For the first time in post-war history, 28 cities will host military parades on the occasion of the Victory Day in the Second World War.

Russia's Defense Ministry has announced plans to hold military parades dedicated to World War II Victory Day in 28 Russian cities.

Military parades will take place in Moscow, St. Petersburg, Smolensk, Tula, Kaliningrad, Voronezh, Rostov-on-Don, Volgograd, Vladikavkaz, Caspian, Stavropol, Novocherkassk, Yekaterinburg, Novosibirsk, Samara, Vladimir, Khabarovsk, Khabarovsk Ude, Murmansk, Yuzhno-Sakhalinsk, North Sea, Novorossiysk and Ussuri, as well as Russian-annexed Ukrainian cities of Sevastopol, Kerch, Simferopol.

The main air parade will take place in Rostov-on-Don, near the border with Ukraine, against which Russia is currently fighting.

More than 30 fighter planes and helicopters will take part in the air parade.

Russia's war against Ukraine

  • At 5 am on February 24, Russian President Vladimir Putin announced the start of a military operation against Ukraine in the Donbas at the request of the DNR and LNR groups.

    On February 21, during a televised address to the Russians, Putin called the so-called "DPR" and "LPR" independent states within the regions.

    On February 22, the Federation Council ratified the decision.

  • All the days of the war are shelling Ukrainian cities with missiles, flying aircraft.

    Russian troops are attacking, including from the territory of Belarus, using airfields, bases and roads.

    Representatives of the Lukashenko regime justify the war, the opposition considers the territory of Belarus occupied and calls for resistance to Russian invaders.

  • On February 27, the International Legion of Territorial Defense was established in Ukraine, and foreign volunteers were encouraged to join.

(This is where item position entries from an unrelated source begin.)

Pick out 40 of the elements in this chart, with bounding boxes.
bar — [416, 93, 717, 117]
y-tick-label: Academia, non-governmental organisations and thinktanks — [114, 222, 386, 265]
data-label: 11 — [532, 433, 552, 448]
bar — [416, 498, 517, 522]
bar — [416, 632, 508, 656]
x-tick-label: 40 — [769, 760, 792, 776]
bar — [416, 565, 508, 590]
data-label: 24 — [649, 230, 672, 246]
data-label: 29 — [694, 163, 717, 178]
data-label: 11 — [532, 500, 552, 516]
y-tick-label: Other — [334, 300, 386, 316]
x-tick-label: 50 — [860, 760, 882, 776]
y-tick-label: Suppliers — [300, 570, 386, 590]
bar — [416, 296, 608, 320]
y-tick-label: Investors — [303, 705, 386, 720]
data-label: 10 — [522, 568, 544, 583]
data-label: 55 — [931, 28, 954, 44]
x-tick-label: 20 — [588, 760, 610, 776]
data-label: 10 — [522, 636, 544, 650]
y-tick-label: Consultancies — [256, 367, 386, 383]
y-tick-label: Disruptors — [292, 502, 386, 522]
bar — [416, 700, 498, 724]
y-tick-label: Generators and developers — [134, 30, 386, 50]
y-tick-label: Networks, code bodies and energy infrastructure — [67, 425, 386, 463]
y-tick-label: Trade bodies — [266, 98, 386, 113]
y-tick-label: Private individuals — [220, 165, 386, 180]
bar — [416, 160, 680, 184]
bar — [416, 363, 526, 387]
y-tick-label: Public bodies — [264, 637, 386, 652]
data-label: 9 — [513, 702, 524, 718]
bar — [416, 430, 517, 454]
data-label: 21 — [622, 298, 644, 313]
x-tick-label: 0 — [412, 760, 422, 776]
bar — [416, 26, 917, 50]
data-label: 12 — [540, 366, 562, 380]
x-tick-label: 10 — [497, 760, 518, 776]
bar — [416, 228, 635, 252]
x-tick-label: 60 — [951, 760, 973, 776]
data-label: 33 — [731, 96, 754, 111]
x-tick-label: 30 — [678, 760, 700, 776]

    Belarusians also entered there.

    During the two months of the war, four Belarusian volunteers and soldiers of the Ukrainian Armed Forces were killed at the front: 31-year-old Alyaksei Skoblya, call sign "Tour", 27-year-old Ilya Litvin from the Belarusian Territorial Defense Company of the Azov Battalion, Dmitry Apanasovich (call sign "Terror"). and Dmitry Rubashevsky "Hans".

  • On March 30, the UN approved the composition of an independent commission to investigate Russian war crimes in Ukraine.

    It included people who worked in the conflict in Rwanda and Bosnia and Herzegovina.

  • Contrary to Putin's claims of attacks exclusively on military facilities, the Russians are bombing schools, kindergartens and residential areas of Ukrainian cities.

    The Russians are using banned weapons, including cluster bombs against civilians.

  • The number of refugees from Ukraine has exceeded 5 million people.

    Poland received the most refugees from Ukraine - almost 3 million, Romania - about 800 thousand.

    Russia is listed on the third line with more than half a million people, but in Ukraine, based on conversations with the population of the occupied cities, they claim that people are taken there by force, actually kidnapping and often separating families, taking children.

  • On April 1, Lithuania became the first EU country to completely abandon Russian gas.

    Latvia and Estonia followed suit.

    Germany has promised to completely suspend the use of Russian oil by the end of 2022.

  • On April 2, after the liberation of the city of Bucha near Kiev, photojournalists published dozens of photos showing hundreds of the dead, victims of massacres committed by Russian troops.

    Many are buried in natural mass graves.

    The Russian occupation and Borodyanka brought great destruction.

    A number of rapes, including infants, are also known.

  • In April, the Russians launched a large-scale attack on the Donetsk and Luhansk regions, conquering about 80% of their territory, according to the head of the Luhansk regional administration Sergei Gaidai.

    Fighting is also going on in the Kherson region.

  • Fighting continues in Mariupol, near the Azovstal plant, which holds the Ukrainian army.

    Russia seeks to establish full control over the city.

  • In early April, Ukraine and Western countries estimated Russia's losses in the war at 15-20 thousand killed.

    The Kremlin says the figure is ten times lower, although Putin's spokesman acknowledged that the losses were "significant".

    In March, Ukraine claimed 1,300 of its dead defenders.

    President Zelensky said that the ratio of losses of Ukraine and Russia in this war is "one to ten."

  • The surviving Russian units withdrew from Kyiv, Chernihiv and Sumy oblasts in early April after failing to capture any major cities there.

  • In April, missile attacks on Ukraine and air strikes from Belarus decreased, Russian troops left Belarus.

  • Since the beginning of the Russian full-scale invasion of Ukraine, 23 Ukrainian and foreign journalists have been killed.

  • In Mariupol, after the evacuation, about 200 civilians still remain on Azovstal.

    On May 3, Russia launched a new assault on the plant.

    The night before, two bombs were dropped, killing two women.

  • Independent verification of information about hostilities provided by officials of various parties is not yet possible.